The big winner of recent events has been the Nepal Army and Indian Government.
Much of the recent instability in Nepal lies an Indian change of course. New Delhi framed the peace deal and acted as its de facto guarantor, pressing all parties to comply with its terms. Never able to digest the Maoist victory and uncomfortable with popular demands for change, it has pursued increasingly interventionist tactics through proxies in Nepali political parties while continuing its policy of ring-fencing the army as the most reliable bastion against Maoist takeover or anarchy. Its resolute opposition to all but token People’s Liberation Army (PLA) integration has unbalanced the peace equation without offering any alternative.

Nepal’s peace process is in danger of collapse. The fall of the Maoist-led government, a mess largely of the India and Nepal army making, was a symptom of the deeper malaise underlying the political settlement. all moderate politicians still publicly insist that there is no alternative to pursuing the process, private talk of a return to war – led by generals of the Nepalese Army who have never reconciled themselves to peace – has grown louder.
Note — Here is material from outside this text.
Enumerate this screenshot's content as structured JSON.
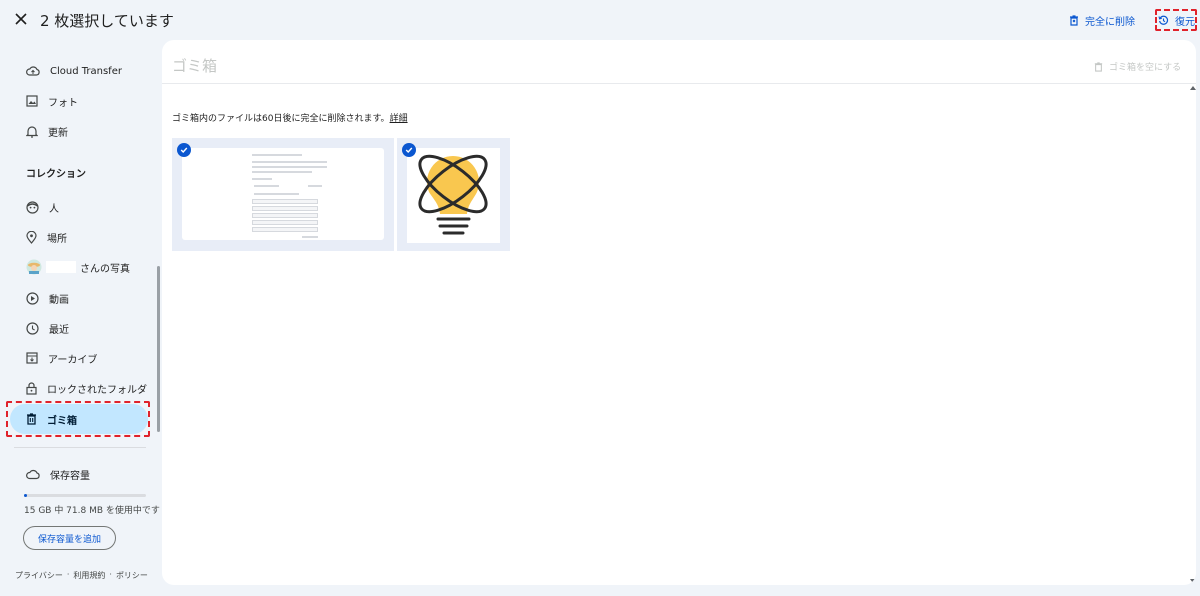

That India’s position has been rather more assertive: ‘The reality is that South Block is up to its neck in the crisis’. ”When the Maoist leader said he would strive for political consensus before taking the drastic step of dismissing Gen. Katuwal, New Delhi queered the pitch by sending clear signals to parties like the Unified Marxists-Leninists and the Nepali Congress that they should oppose the Maoists.
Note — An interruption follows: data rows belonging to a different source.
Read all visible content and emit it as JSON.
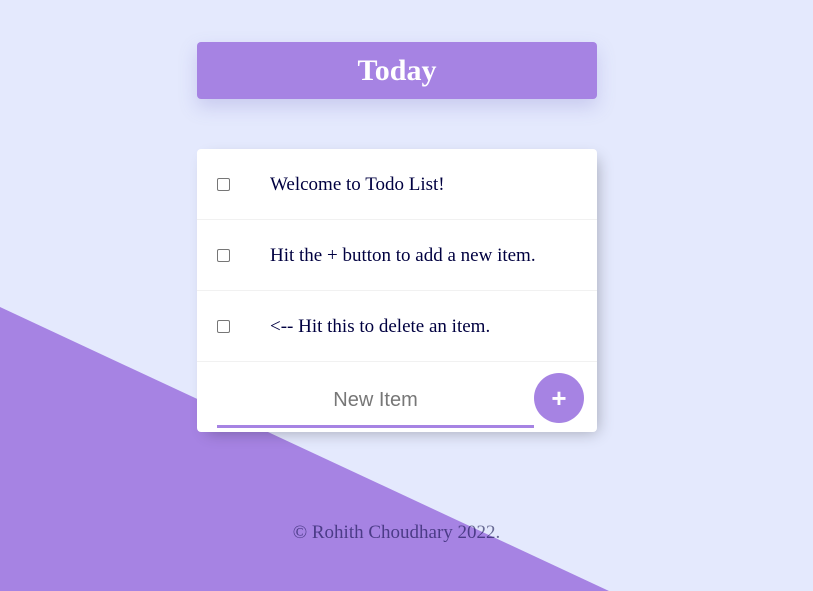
{
  "heading": {
    "title": "Today"
  },
  "todo": {
    "items": [
      {
        "label": "Welcome to Todo List!",
        "checked": false
      },
      {
        "label": "Hit the + button to add a new item.",
        "checked": false
      },
      {
        "label": "<-- Hit this to delete an item.",
        "checked": false
      }
    ],
    "new_item_placeholder": "New Item",
    "add_button_label": "+"
  },
  "footer": {
    "text": "© Rohith Choudhary 2022."
  },
  "colors": {
    "background": "#E4E9FD",
    "accent": "#A683E3",
    "card": "#FFFFFF"
  }
}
The end result: the Cabinet went ahead and exercised its prerogative to replace the army chief, while the Unified Marxist-Leninists walked out, thereby reducing Prachanda’s government to a minority.” Indian Ambassador to Nepal, Mr Rakesh Sood was a visible actor in the downfall of the government and the moves to ‘save’ the COAS when the government threatened his sacking.

India’s representative in Nepal has openly supported the Army on key elements of the peace process. On the issue of integration of the two armies the CPA is unclear and unresolved. Debate has fallen between two extremes: ‘that no Maoist combatants should be allowed to join the Nepalese Army (NA), or that all should be allowed to join – and in formed units rather than individually under the existing chain of command and regulations’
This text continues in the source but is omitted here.